L’arte povera di Jorge Bergoglio

Non bastava aver definito la Madonna, Maria, Miryam della Casa di David, una “meticcia”.

L’ultima – soltanto in ordine di tempo, perché a breve ne produrrà di certo altre – delle brillanti affermazioni “teologali” di Jorge Bergoglio, riguarda la croce di resina plastica rivestita dal giubbotto salvagente di un ignoto “migrante” scomparso in mare esposta in Vaticano.

A parte il fatto che mi piacerebbe sapere come si è potuto affermare con tanta certezza che quel giubbotto sia appartenuto allo sfortunato defunto se di lui non si sa altro, essendo costui rimasto ignoto, resta ormai inutile stupirsi se qualcuno depone bottiglie colme d’urina in un Presepe, sostituisce il Bambin Gesù con uno analogo ma di colore nero (pare che “negro” non sia politicamente corretto da dirsi, quindi non potremo neanche dir più né negriero, né negritudine, negramaro e neanche negromante), immerga il crocifisso sempre nell’urina o disegni Cristo in palese atteggiamento omoerotico. Bergoglio ha più volte manifestato la propria attitudine alla bellezza e all’arte disertando i Musei Vaticani e la Cappella Sistina, preferendo loro quella “barcarolata” installata tra i colonnati berniniani di San Pietro. Un intenditore, insomma.

E pensare che i suoi predecessori, per quasi due millenni, hanno tutti contribuito a donare al mondo arte, bellezza e cultura favorendo artisti e creando ricchezza e meraviglie. Michelangelo, Perugino, Raffaello, Bernini e innumerevoli altri sono potuti essere i grandi e immortali maestri che sappiamo anche grazie ai cospicui compensi pontifici che ricevevano. Ma allora era un creare in oro, argento, lapislazzulo e gemme senza pari, oggi invece al valore reale e a quello simbolico delle opere, si è sostituito – in nome di un ipocrita pauperismo – l’uso di materiali miseri e artificiali.

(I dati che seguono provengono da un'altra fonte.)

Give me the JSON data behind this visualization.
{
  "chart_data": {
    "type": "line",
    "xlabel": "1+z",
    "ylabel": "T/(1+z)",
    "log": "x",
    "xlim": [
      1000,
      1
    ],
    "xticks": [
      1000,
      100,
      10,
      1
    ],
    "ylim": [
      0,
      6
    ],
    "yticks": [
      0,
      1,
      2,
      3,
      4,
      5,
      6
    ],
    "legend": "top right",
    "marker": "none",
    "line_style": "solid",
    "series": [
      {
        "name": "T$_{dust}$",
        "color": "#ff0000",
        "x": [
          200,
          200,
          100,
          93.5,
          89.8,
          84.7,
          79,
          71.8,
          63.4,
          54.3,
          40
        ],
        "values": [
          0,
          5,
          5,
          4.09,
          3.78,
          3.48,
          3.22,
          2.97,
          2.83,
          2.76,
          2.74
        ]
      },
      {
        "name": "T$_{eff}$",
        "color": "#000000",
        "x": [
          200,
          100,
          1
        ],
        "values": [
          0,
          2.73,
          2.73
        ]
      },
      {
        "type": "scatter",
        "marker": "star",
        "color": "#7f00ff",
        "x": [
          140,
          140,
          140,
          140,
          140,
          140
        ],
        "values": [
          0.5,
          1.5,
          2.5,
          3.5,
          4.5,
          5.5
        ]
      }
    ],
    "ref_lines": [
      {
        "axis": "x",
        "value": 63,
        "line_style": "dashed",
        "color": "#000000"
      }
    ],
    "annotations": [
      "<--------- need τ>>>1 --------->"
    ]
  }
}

Sarebbe il caso di ricordare ben altro grado di Sommi Pontefici seduti sul Santo Soglio, forse anche di scomodare uno dei più “terribili”, come quel Felice Peretti, frate marchigiano che prese il nome di Sisto V, al quale – tra i tanti – si attribuisce questo racconto al limite della leggenda: un giorno a Roma si sparse la notizia che, fuori città, una scultura lignea del Cristo trasudava sangue. Il luogo divenne subito meta di pellegrini e da costoro il proprietario del terreno dove era il crocifisso “miracoloso” ne ricavava abbondanti introiti. Il fatto giunse alle orecchie del Papa, che volle subito recarsi sul luogo per accertarsi di persona. Mostratagli la prodigiosa scultura, Sisto V chiese un'ascia e dicendo “come Cristo ti adoro; come legno ti spacco”, vibrò un gran fendente sul crocifisso, spaccandolo in due e scoprendo così al suo interno, dinanzi agli attoniti astanti, una spugna intrisa di sangue animale comandata da una corda che, tirata, la strizzava facendo sì che la scultura emettesse il sangue. Ovviamente il proprietario terriero che aveva ordito l’inganno venne messi in ceppi e giustiziato. Da questa storia scaturì il ben noto modo di dire: “Papa Sisto non la perdona neppure a Cristo!”.

Come avvenne a Poitiers e a Vienna, anche a Lepanto Papa Pio V benedisse lo stendardo della Lega Santa, che recava sul campo scarlatto il Crocifisso, posto tra gli apostoli Pietro e Paolo, sormontato dal motto costantiniano In hoc signo vinces. Il vessillo, insieme con l'immagine della Madonna e l’epigrafe “S. Maria succurre miseris”, venne issato sulla nave ammiraglia Real, accompagnato dalle preghiere e dal rombo dei cannoni per tutta la durata della battaglia sino alla vittoria della flotta cristiana. A Roma, Pio V commissionò rappresentazioni dello scontro di Lepanto, come quella di Giorgio Vasari nella Sala Regia dei Musei Vaticani, mentre oggi nessuno stendardo porpora e oro garrisce più sui mari, soltanto le bandiere arcobaleno, quelle delle Ong sventolano a ricordarci sempre che questa è un’età di nani e non più di giganti.